O mundo segue sob o estrebuchar de uma direita desvairada, que regurgita ameaças sem um princípio sensato, sem uma virtude objetiva. Promove em escala mundial o ódio, a segregação, o individualismo, o medo, a desrazão. Não foram apenas os decretos assinados por Trump em sua posse, por si só um gesto simbolicamente arrogante, mas os ecos dessa empáfia que percorreram o mundo, formatados nas declarações de Milei em Davos contra a pluralidade de gênero, e mais recentemente, em repetição às diatribes de Trump em relação ao México, prometendo construir um muro na fronteira com a Bolívia, um muro de 200 metros, cuja serventia é desconhecida. Como Trump e Milei, espalham-se os falastrões, pequenos, médios, grandes, com o entusiasmo de promover um radicalismo neoliberal do qual não assumem as consequências éticas, políticas, sociais, e que ali na frente se encontra com os dogmas fascistas. Somos um planeta que adoece sob a destruição por um capitalismo demente, que produz em escala jamais vista antes bilionários na medida que empurra milhões de seres humanos para a vala comum.
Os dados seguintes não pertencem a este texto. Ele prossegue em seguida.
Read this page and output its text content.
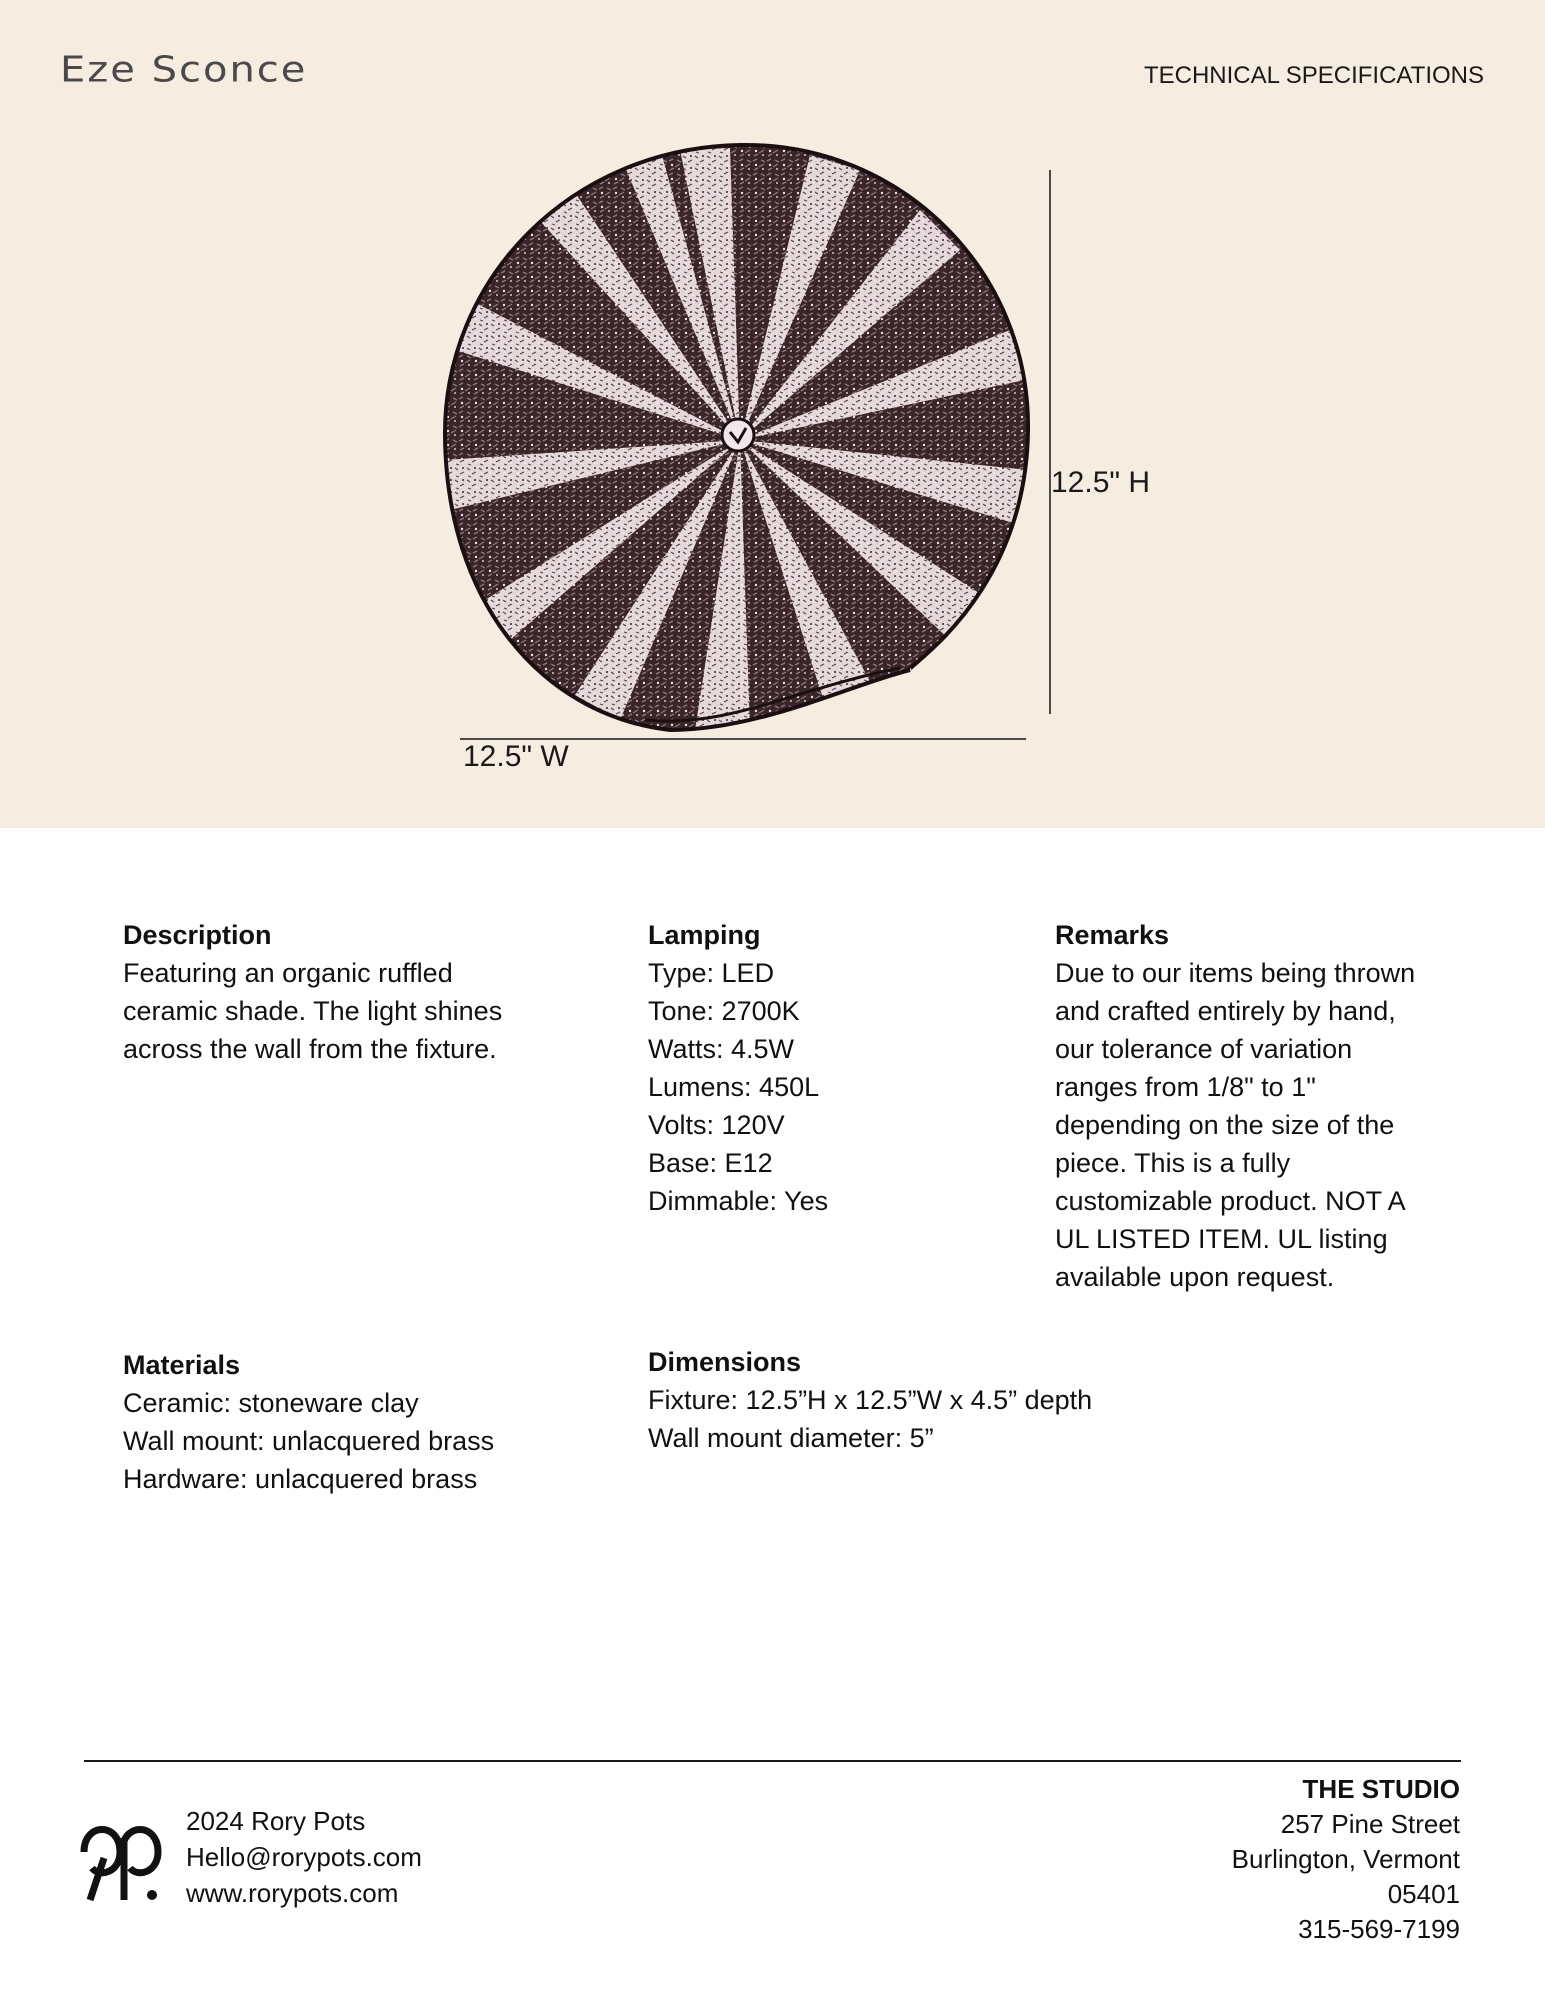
Eze Sconce	TECHNICAL SPECIFICATIONS
12.5" H
12.5" W
Description

Featuring an organic ruffled ceramic shade. The light shines across the wall from the fixture.

Lamping
Type: LED
Tone: 2700K
Watts: 4.5W
Lumens: 450L
Volts: 120V
Base: E12
Dimmable: Yes
Remarks

Due to our items being thrown and crafted entirely by hand, our tolerance of variation ranges from 1/8" to 1" depending on the size of the piece. This is a fully customizable product. NOT A UL LISTED ITEM. UL listing available upon request.

Materials
Ceramic: stoneware clay
Wall mount: unlacquered brass
Hardware: unlacquered brass
Dimensions
Fixture: 12.5”H x 12.5”W x 4.5” depth
Wall mount diameter: 5”
2024 Rory Pots
Hello@rorypots.com
www.rorypots.com
THE STUDIO
257 Pine Street
Burlington, Vermont
05401
315-569-7199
A trégua em Gaza é um acontecimento bestial, pois a partir desse momento artificial de paz, podemos acompanhar as dezenas de milhares de pessoas regressando aos seus lares, sobreviventes, caminhando e levando seus corpos sob os escombros. Nada sobrou, e muitos foram mortos sem misericórdia. O objetivo principal, o resgate dos reféns israelenses, só ocorre agora com as negociações, que podiam ter sido encetadas no começo. Ruínas, morte, destruição, isso me parece a imagem desse capitalismo pernicioso, que blasfema e se militariza, enquanto fenece. Uma pequena empresa chinesa golpeou em quase 1 trilhão de dólares as poderosas companhias estadunidenses do setor de tecnologia ao desenvolver um chatbot bom e barato. Trump vai espernear, mas o que pode fazer, sancionar os chineses? Não vai dar certo. Gastar um dinheirão a mais? Pode ser. Bater na mesa como um valentão? É provável, mas isso não impedirá que ele entenda o movimento dos mercados (que ele tanto ama) em torno das melhores oportunidades.



21 janeiro 2025

Os ninguéns, os nenhuns, os ignorados


foto de Todd Webb


Sueñan las pulgas con comprarse un perro; y sueñan los nadies con salir de pobres

Los nadies, Eduardo Galeano.


Desde ontem, os números apontam mais de 100.000 visitas acumuladas desde o início do blog, há mais de 16 anos. Não é um número exuberante, se considerarmos que a média foi em torno de 17 visitações diárias. Na verdade, não me impressiono pela quantidade, mas por alcançar uma marca redonda e significativa, 100.000. De onde procederão esses números, quem são essas visitações, faz sentido considerar os dados expressos friamente pelo Google, que relaciona a presença de países tão discrepantes como Singapura ou Lituânia? Seja como for, está aí a marca, e desse imenso conjunto de visitas, por certo existem leitores reais e sensíveis, que dedicam alguns instantes para a leitura dos textos. 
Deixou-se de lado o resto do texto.